Hokusai
A l’instant de prendre la plume, je pense aux grands écrivains qui ont décrit par le menu les personnages adonnés aux eaux thermales, Madame de Sévigné la fine gazette, Octave Mirbeau l’ironique cruel des « 21 jours d’un neurasthénique », Maupassant l’exalté peintre de « Mont Oriol », et nécessairement, je laisse au vestiaire en même temps que mon peignoir humide toute vergogne.
Pas de honte à faire son petit dessin où de grands peintres nous ont précédés. Eux, c’est eux.
Les établissements thermaux de ces diverses époques étaient réservés aux riches, princes, marquises, industriels. Ceux d’aujourd’hui sont financés par la Sécurité Sociale, qui pour une fois n’engraisse pas la pieuvre médico-chimique du produit de son racket. C’est peut-être la seule branche encore naturelle de la médecine qui reste à notre disposition. Il est temps d’en profiter.
Exeunt les riches, que reste-t-il ? La classe moyenne, moyenne moyenne, moyenne basse, moyenne fatiguée.
Autour de moi, des êtres sans âge, entre 45 et 75, dirais-je. Tous l’air complètement idiot qu’on peut avoir avec un bonnet, obligatoire. Ils doivent penser la même chose de moi, front bas, nez luisant.

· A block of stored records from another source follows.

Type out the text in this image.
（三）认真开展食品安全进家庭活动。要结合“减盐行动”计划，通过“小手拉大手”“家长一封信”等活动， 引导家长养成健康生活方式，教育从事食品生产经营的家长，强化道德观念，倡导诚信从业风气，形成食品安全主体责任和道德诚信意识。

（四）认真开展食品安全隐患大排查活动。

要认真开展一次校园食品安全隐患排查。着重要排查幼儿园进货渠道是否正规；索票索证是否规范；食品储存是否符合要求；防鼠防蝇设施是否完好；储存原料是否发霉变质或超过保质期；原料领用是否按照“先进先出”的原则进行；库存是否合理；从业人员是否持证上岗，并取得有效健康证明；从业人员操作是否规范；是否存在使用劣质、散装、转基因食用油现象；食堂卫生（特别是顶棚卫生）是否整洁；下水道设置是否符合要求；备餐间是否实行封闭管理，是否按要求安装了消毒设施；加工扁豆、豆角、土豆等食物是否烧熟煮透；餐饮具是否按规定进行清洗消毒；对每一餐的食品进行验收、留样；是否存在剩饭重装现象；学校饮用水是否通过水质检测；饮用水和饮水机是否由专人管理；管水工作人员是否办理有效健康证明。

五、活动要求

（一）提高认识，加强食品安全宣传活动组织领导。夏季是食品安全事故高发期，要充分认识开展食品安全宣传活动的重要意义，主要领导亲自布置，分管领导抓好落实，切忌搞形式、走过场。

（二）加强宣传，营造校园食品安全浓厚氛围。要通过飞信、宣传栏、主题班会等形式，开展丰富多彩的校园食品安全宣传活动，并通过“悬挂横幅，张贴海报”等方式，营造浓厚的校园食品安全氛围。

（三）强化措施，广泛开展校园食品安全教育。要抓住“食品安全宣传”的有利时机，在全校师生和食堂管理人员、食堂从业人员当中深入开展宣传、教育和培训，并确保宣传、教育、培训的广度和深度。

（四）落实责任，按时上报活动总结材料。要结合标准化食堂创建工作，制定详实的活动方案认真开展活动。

Pauvres corps de retraités n’ayant jamais pris soin d’eux. Tout le monde se connaît, car tout le monde vit à l’hôtel, va au casino, au restaurant, au spectacle, faire ses courses, pendant trois semaines. Certains reviennent chaque année. Pauvres corps trop gros, trop maigres, trop mous, trop durs.
Troupeau de souffreteux, drivé par les fiches horaires et le personnel, se pressant au portillon de la piscine – ouh, elle est froide – y’a du monde aujourd’hui – on s’est couchés vous savez-pas à quelle heure ? A huit heures et demi !!! – faisant la queue devant la toilette – mais enfin, qu’est-ce qu’y font là dedans ? – ronchonnant – y’a de la buée sur mes lunettes, j’y vois rien – et nous voici au poste.
La séance de gym valait le déplacement : trente ou quarante animaux que Buffon aurait pu classer de l’échassier au cétacé, dont moi, l’ours , peut-être, s’efforçant plus ou moins d’effectuer les mouvements indiqués par la prof de gym.
La prof, 25 ans, à peu près, pas vraiment jolie, mais blonde et faite au moule, le corps des sportives menues, en maillot et T shirt, qui vient de l’Est de l'Europe et parle le français de telle manière qu’il vaut mieux la regarder quand elle fait les mouvements qu’écouter. Mais la regarder, c’est pas un problème, ils ne font que ça, les mâles en pré-retraite sexuelle. Et ils draguent tant qu’ils peuvent la petite qui en est apparemment bien contente.
On se croirait à l’école : certains s’en foutent et font n’importe quoi, en se racontant la blague du jour, d’autres ne s’en foutent pas mais font n’importe quoi, d’autres font tout ce qu’il peuvent pour avoir un bon point, leur bonne volonté est touchante, et quelques uns travaillent pour eux.
Moi, j’arrive le matin à 7 h 15, et je repars vers 9 h 30. Je ne suis donc pas dans le secret des potins et micro-événements locaux, j’en suis navré pour vous.
Mais cette petite tranche de vie est déjà juteuse. Dernière chose que j’ai remarquée : dans la pièce de repos vouée au silence (une autre est faite pour ceux qui veulent parler, et ils sont légion), les trois ou quatre personnes présentes lisaient des magazines. Et deux chuchotaient.
Le plus difficile pour l’être humain, c’est bien le silence et l’intériorisation.